Hector Berlioz´ Werke werden dank ihrer "sperrigen" Libretti und Instrumentationen höchst selten auf Bühnen aufgeführt; man bekommt allenfalls konzertante Aufführungen von wenigen Stücken zu hören ("Les Troyens", "Benvenuto Cellini" usw.). Umso schöner ist es da, daß sich das Theater an der Wien an eine Inszenierung des Spätwerks "Béatrice et Bénédict" herangewagt hat.
Die Vertonung der Shakespeare-Komödie "Much Ado About Nothing" ("Viel Lärm um nichts") darf man sich musikalisch nicht als mitreißende Oper vorstellen, bei der die Musik den Text ins Dramatische peitscht. Vielmehr ist aus dem Lustspiel ein melancholisches, ja fast elegisches Oratorium geworden. Der Franzose Berlioz packt die doppelbödige Geschichte Shakespeares in eine phantastische Musik. Ähnlich wie bei Mozarts "Cosi fan tutte" ist die Oper nur vordergründig heiter, in Wirklichkeit hat das Stück bitterernste Facetten.
Wenn Regisseur Kasper Holten die Szene mit dem Kapellmeister Somarone nicht unfreiwillig ins Lächerliche gezogen hätte, wäre die Inszenierung nahezu perfekt gewesen. Exzellent waren etwa der Einsatz der Drehbühne und der Videoprojektionen. Jede Person auf der Bühne war immer sinnvoll in Bewegung, nichts wirkte irgendwie aufgesetzt und willkürlich. Warum aber in der Dirigentenszene im ersten Akt Somorone mit dem Maestro Hussain einen (fast peinlichen) Dialog führen mußte, weiß außer dem Regisseur offenbar niemand.
Im Gegensatz dazu waren das ORF-Orchester unter Leo Hussain und vor allem die Solisten Malena Ernmann, Christine Karg und der Schweizer Bernard Richter eine Klasse für sich. Viel besser kann man dieses Werk heute nicht aufführen.
Letzteres läßt sich von der konzertanten Aufführung von Henry Purcells "Dido und Aeneas" leider nicht behaupten.
Chor und Orchester des King´s Consort unter ihrem Chef Robert King machten aus der knapp einstündigen Oper und der davor gespielten Ode "Why, why are all the muses mute" eine musikalische Delikatesse. Die Solisten konnten bis auf den Bariton Roderick Williams (Aeneas) leider nicht das hohe Niveau der Musiker halten. Die ansonsten großartige Sopranistin Carolyn Sampson sang die weibliche Hauptrolle eigentümlich flach und ohne jedwede Persönlichkeit in ihrer Stimme.
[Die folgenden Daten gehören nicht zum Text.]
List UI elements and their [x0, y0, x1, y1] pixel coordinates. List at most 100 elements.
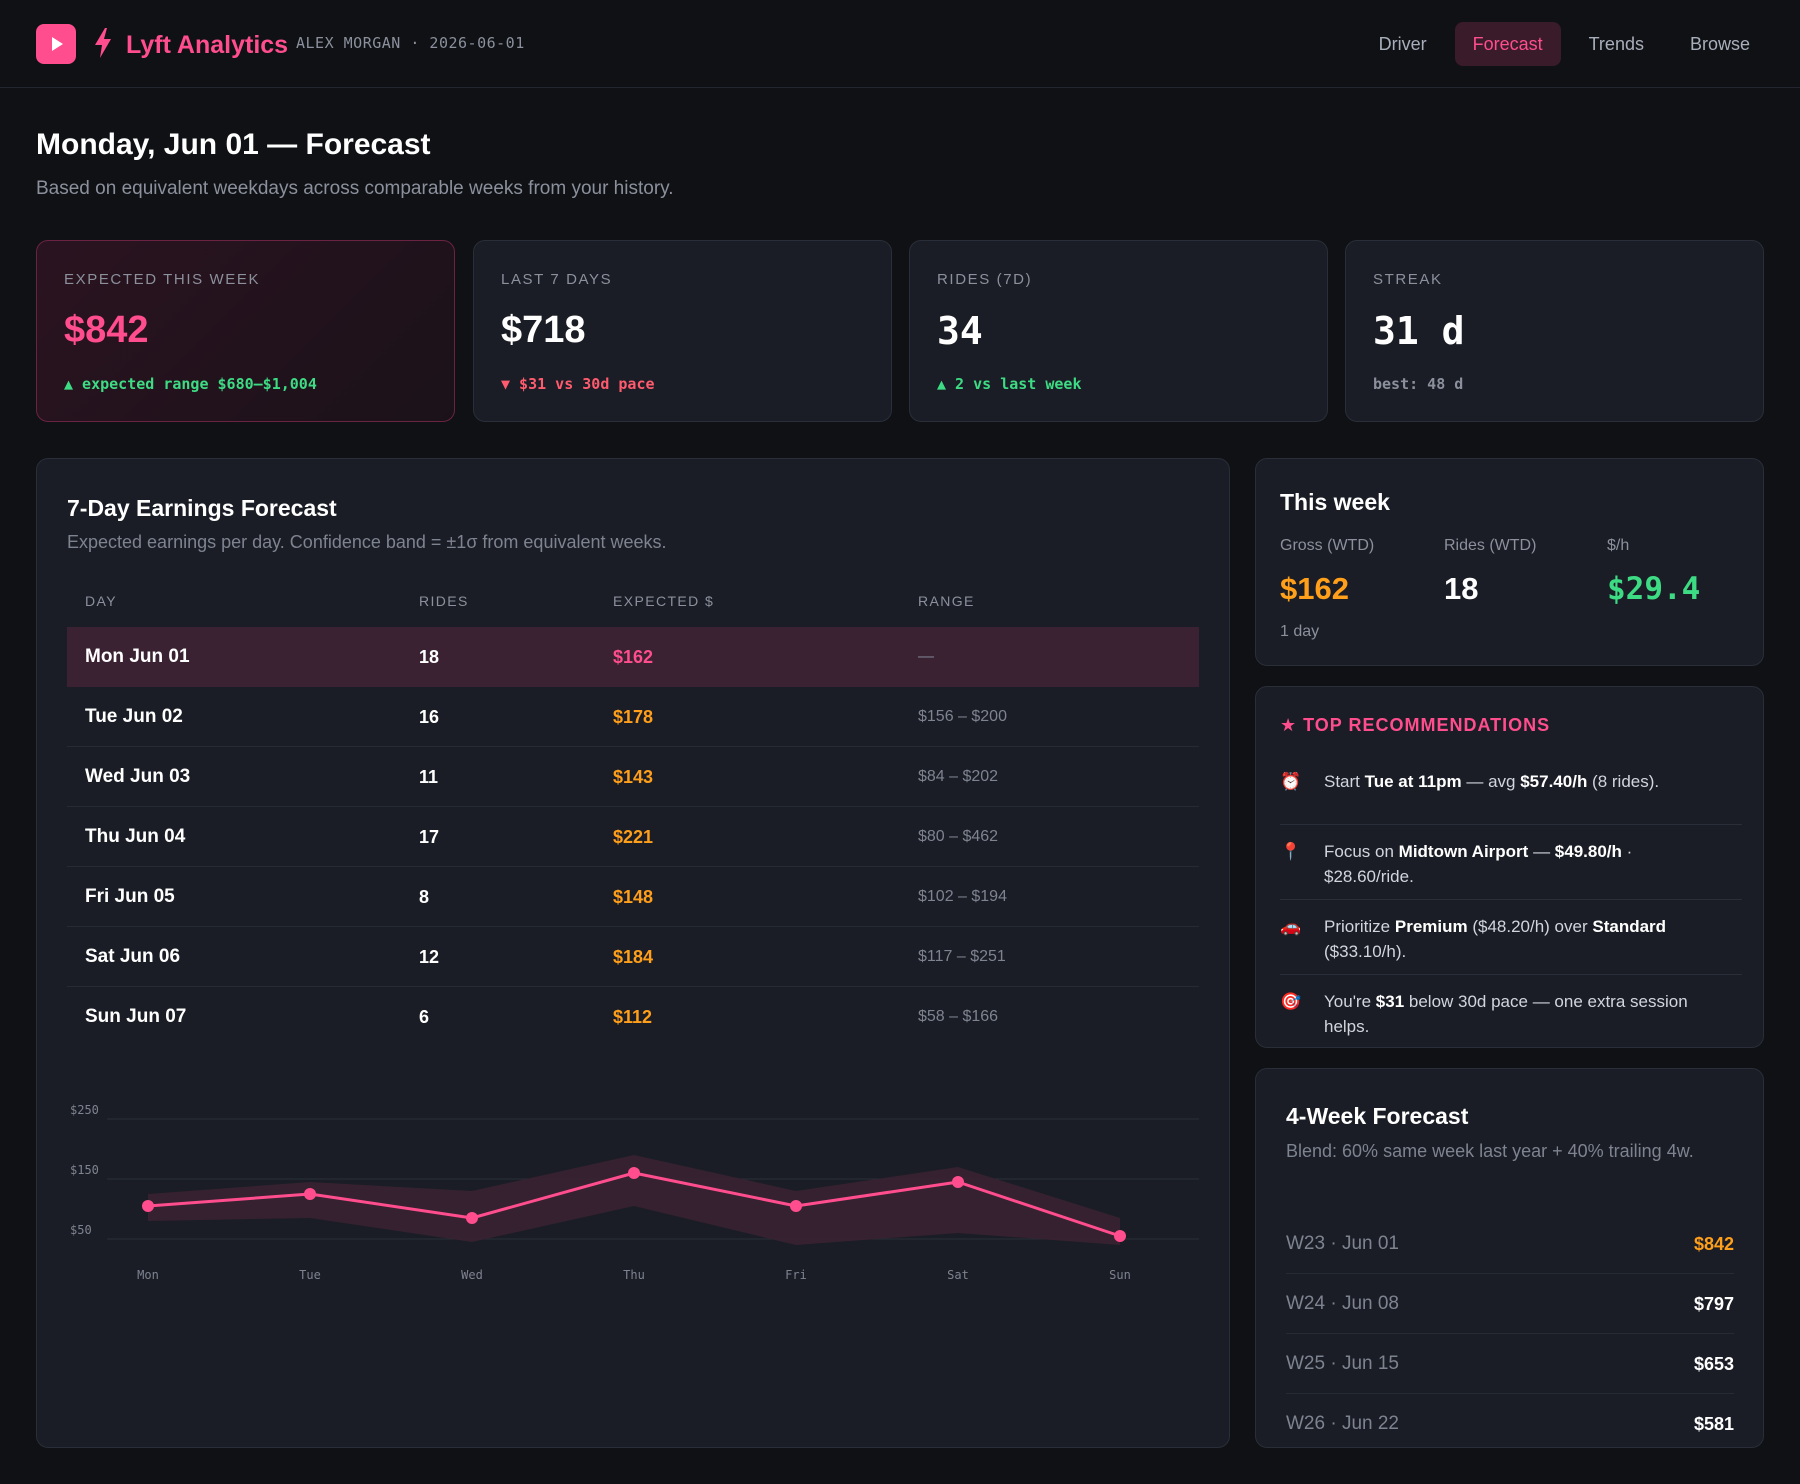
- x-tick-label: Fri: [785, 1268, 807, 1282]
- table-row[interactable]: Mon Jun 01 18 $162 —: [67, 627, 1199, 687]
- recommendation-text: Start Tue at 11pm — avg $57.40/h (8 ride…: [1324, 772, 1660, 791]
- x-tick-label: Thu: [623, 1268, 645, 1282]
- data-point: [142, 1200, 154, 1212]
- kpi-last-7-days: LAST 7 DAYS $718 ▼ $31 vs 30d pace: [473, 240, 892, 422]
- x-tick-label: Wed: [461, 1268, 483, 1282]
- seven-day-forecast-panel: 7-Day Earnings Forecast Expected earning…: [36, 458, 1230, 1448]
- kpi-label: LAST 7 DAYS: [501, 271, 613, 288]
- cell-expected: $112: [613, 1007, 653, 1027]
- kpi-expected-week: EXPECTED THIS WEEK $842 ▲ expected range…: [36, 240, 455, 422]
- recommendations-panel: ★ TOP RECOMMENDATIONS ⏰ Start Tue at 11p…: [1255, 686, 1764, 1048]
- week-label: W24 · Jun 08: [1286, 1293, 1399, 1314]
- main-nav: Driver Forecast Trends Browse: [1361, 22, 1768, 66]
- list-item[interactable]: W24 · Jun 08 $797: [1286, 1274, 1734, 1334]
- panel-subtitle: Blend: 60% same week last year + 40% tra…: [1286, 1141, 1694, 1161]
- panel-title: ★ TOP RECOMMENDATIONS: [1280, 715, 1551, 735]
- data-point: [628, 1167, 640, 1179]
- table-row[interactable]: Wed Jun 03 11 $143 $84 – $202: [67, 747, 1199, 807]
- cell-range: $80 – $462: [918, 828, 999, 845]
- page-subtitle: Based on equivalent weekdays across comp…: [36, 178, 674, 199]
- gross-value: $162: [1280, 571, 1349, 606]
- table-row[interactable]: Sun Jun 07 6 $112 $58 – $166: [67, 987, 1199, 1047]
- cell-expected: $184: [613, 947, 654, 967]
- cell-rides: 17: [419, 827, 440, 847]
- cell-range: —: [918, 648, 934, 665]
- cell-rides: 8: [419, 887, 430, 907]
- recommendation-text: You're $31 below 30d pace — one extra se…: [1324, 992, 1688, 1036]
- cell-expected: $221: [613, 827, 654, 847]
- column-header-expected: EXPECTED $: [613, 593, 715, 609]
- cell-day: Mon Jun 01: [85, 646, 190, 667]
- recommendation-text: Focus on Midtown Airport — $49.80/h · $2…: [1324, 842, 1633, 886]
- nav-browse[interactable]: Browse: [1689, 34, 1750, 54]
- car-icon: 🚗: [1280, 917, 1302, 936]
- cell-day: Fri Jun 05: [85, 886, 175, 907]
- y-tick-label: $250: [70, 1103, 99, 1117]
- x-tick-label: Mon: [137, 1268, 159, 1282]
- four-week-forecast-panel: 4-Week Forecast Blend: 60% same week las…: [1255, 1068, 1764, 1448]
- earnings-forecast-chart: $250 $150 $50 Mon Tue Wed Thu Fri Sat Sun: [70, 1103, 1199, 1282]
- kpi-label: RIDES (7D): [937, 271, 1033, 288]
- x-tick-label: Sun: [1109, 1268, 1131, 1282]
- cell-rides: 11: [419, 767, 439, 787]
- pin-icon: 📍: [1280, 842, 1302, 861]
- cell-expected: $178: [613, 707, 654, 727]
- cell-day: Wed Jun 03: [85, 766, 191, 787]
- kpi-delta: best: 48 d: [1373, 375, 1464, 393]
- rides-value: 18: [1444, 571, 1479, 606]
- data-point: [1114, 1230, 1126, 1242]
- rides-label: Rides (WTD): [1444, 537, 1537, 554]
- cell-day: Thu Jun 04: [85, 826, 186, 847]
- week-value: $581: [1693, 1414, 1734, 1434]
- recommendation-item: 🎯 You're $31 below 30d pace — one extra …: [1280, 975, 1742, 1045]
- nav-forecast[interactable]: Forecast: [1454, 22, 1561, 66]
- cell-range: $58 – $166: [918, 1008, 999, 1025]
- this-week-panel: This week Gross (WTD) Rides (WTD) $/h $1…: [1255, 458, 1764, 666]
- week-value: $653: [1693, 1354, 1734, 1374]
- data-point: [790, 1200, 802, 1212]
- target-icon: 🎯: [1280, 992, 1302, 1011]
- data-point: [952, 1176, 964, 1188]
- data-point: [304, 1188, 316, 1200]
- week-label: W26 · Jun 22: [1286, 1413, 1399, 1434]
- cell-range: $84 – $202: [918, 768, 999, 785]
- alarm-clock-icon: ⏰: [1280, 772, 1302, 791]
- list-item[interactable]: W23 · Jun 01 $842: [1286, 1214, 1734, 1274]
- recommendation-text: Prioritize Premium ($48.20/h) over Stand…: [1324, 917, 1667, 961]
- cell-day: Tue Jun 02: [85, 706, 183, 727]
- cell-rides: 18: [419, 647, 440, 667]
- panel-title: This week: [1280, 489, 1390, 515]
- logo-play-icon[interactable]: [36, 24, 76, 64]
- table-row[interactable]: Sat Jun 06 12 $184 $117 – $251: [67, 927, 1199, 987]
- confidence-band: [148, 1155, 1120, 1245]
- kpi-value: $718: [501, 309, 586, 351]
- list-item[interactable]: W26 · Jun 22 $581: [1286, 1394, 1734, 1454]
- recommendation-item: 🚗 Prioritize Premium ($48.20/h) over Sta…: [1280, 900, 1742, 975]
- brand-name: Lyft Analytics: [126, 31, 289, 59]
- user-date-line: ALEX MORGAN · 2026-06-01: [296, 34, 525, 52]
- week-label: W23 · Jun 01: [1286, 1233, 1399, 1254]
- kpi-delta: ▲ 2 vs last week: [937, 375, 1082, 393]
- table-row[interactable]: Fri Jun 05 8 $148 $102 – $194: [67, 867, 1199, 927]
- y-tick-label: $150: [70, 1163, 99, 1177]
- days-note: 1 day: [1280, 623, 1320, 640]
- cell-rides: 12: [419, 947, 440, 967]
- recommendation-item: 📍 Focus on Midtown Airport — $49.80/h · …: [1280, 825, 1742, 900]
- recommendation-item: ⏰ Start Tue at 11pm — avg $57.40/h (8 ri…: [1280, 769, 1742, 825]
- list-item[interactable]: W25 · Jun 15 $653: [1286, 1334, 1734, 1394]
- cell-rides: 16: [419, 707, 440, 727]
- nav-driver[interactable]: Driver: [1378, 34, 1427, 54]
- panel-title: 4-Week Forecast: [1286, 1103, 1469, 1129]
- table-row[interactable]: Tue Jun 02 16 $178 $156 – $200: [67, 687, 1199, 747]
- page-title: Monday, Jun 01 — Forecast: [36, 128, 431, 161]
- cell-range: $102 – $194: [918, 888, 1007, 905]
- top-bar: Lyft Analytics ALEX MORGAN · 2026-06-01 …: [0, 0, 1800, 88]
- kpi-label: EXPECTED THIS WEEK: [64, 271, 261, 288]
- kpi-streak: STREAK 31 d best: 48 d: [1345, 240, 1764, 422]
- data-point: [466, 1212, 478, 1224]
- nav-trends[interactable]: Trends: [1588, 34, 1644, 54]
- cell-range: $156 – $200: [918, 708, 1007, 725]
- panel-title: 7-Day Earnings Forecast: [67, 495, 337, 521]
- panel-subtitle: Expected earnings per day. Confidence ba…: [67, 532, 667, 552]
- table-row[interactable]: Thu Jun 04 17 $221 $80 – $462: [67, 807, 1199, 867]
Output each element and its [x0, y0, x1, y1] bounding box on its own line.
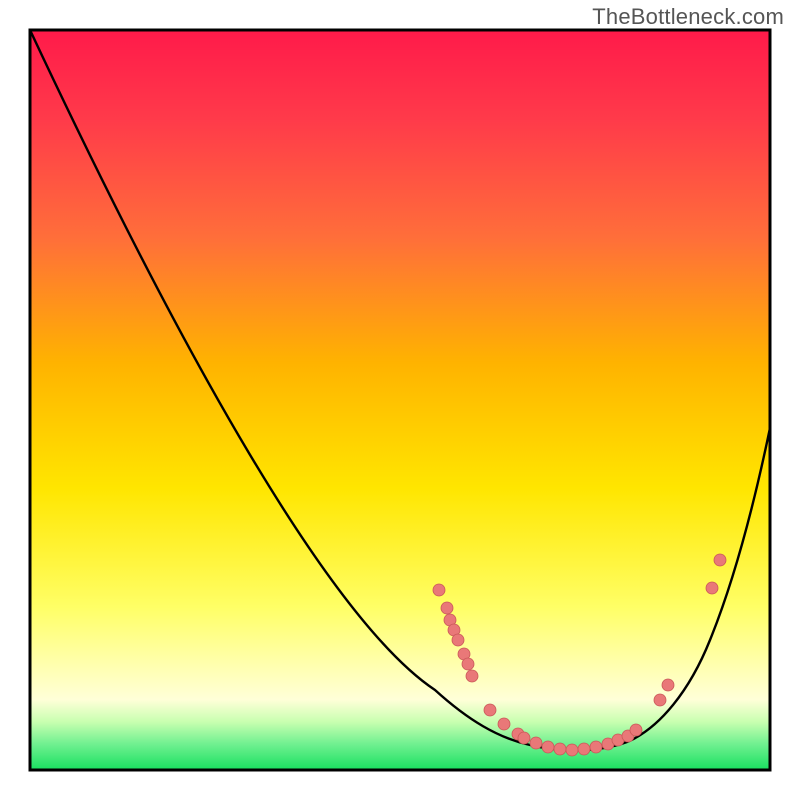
data-point [452, 634, 464, 646]
data-point [518, 732, 530, 744]
bottleneck-curve-chart [0, 0, 800, 800]
data-point [466, 670, 478, 682]
watermark-text: TheBottleneck.com [592, 4, 784, 30]
data-point [578, 743, 590, 755]
data-point [484, 704, 496, 716]
data-point [433, 584, 445, 596]
data-point [662, 679, 674, 691]
data-point [542, 741, 554, 753]
data-point [462, 658, 474, 670]
data-point [441, 602, 453, 614]
data-point [714, 554, 726, 566]
data-point [590, 741, 602, 753]
data-point [498, 718, 510, 730]
data-point [706, 582, 718, 594]
data-point [530, 737, 542, 749]
data-point [566, 744, 578, 756]
plot-background [30, 30, 770, 770]
chart-container: TheBottleneck.com [0, 0, 800, 800]
data-point [554, 743, 566, 755]
data-point [630, 724, 642, 736]
data-point [654, 694, 666, 706]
Die berühmte Arie "When I am laid in earth" huschte eigentlich aus- und eindruckslos vorbei. Grace Davidson als Belinda war zwar hübsch anzusehen; man könnte auch ihre Stimme als hübsch bezeichnen - wenn ein Sängerknabe oder ein Kind gesungen hätte. Nur sind wir mittlerweile Jahrhunderte von der Renaissance- und Barocktradition entfernt, als noch (männliche) Kinder oder Sopranos (Anm.: früher unter anderem die Kastraten und heute Männer, die die Sopranpartien übernehmen) in die Frauenrollen schlüpften. Gerade Didos Gefährtin Belinda sollte doch auch stimmlich von einer Frau gesungen und nicht nur dargestellt werden!
Sehr sympathisch war Robert King, der - wie schon vor einem Jahr bei Purcells "The Fairy Queen" - die einführenden Worte sprach. Er erzählte in wenigen Worten die Aufführungsgeschichte und den historischen Kontext des Jahres 1685 (unter König James II.) rund um die Komposition. Dann schloß King die wunderbare und für die Zeit extrem fortschrittliche Oper "Dido und Aeneas" mit dem von ihm als Melodram gesprochenen Epilog. Es ist schön zu sehen und zu hören, daß ein gutes Orchester und ein ebensolcher Chor auch mit mittelmäßigen Sängern eine beachtliche Leistung zuwegebringen kann.
Von Herbert Hiess. Die vorletzte szenische Produktion der Saison 2012/13 im Theater an der Wien war - bis auf ein paar Peinichkeiten in Sachen Regie - fast vollkommen. Von der konzertanten Aufführung der Purcell-Oper "Dido und Aeneas" kann man das leider nicht behaupten; den Mangel an prägnanten Stimmen konnten hier nur Chor und Orchester aufwiegen.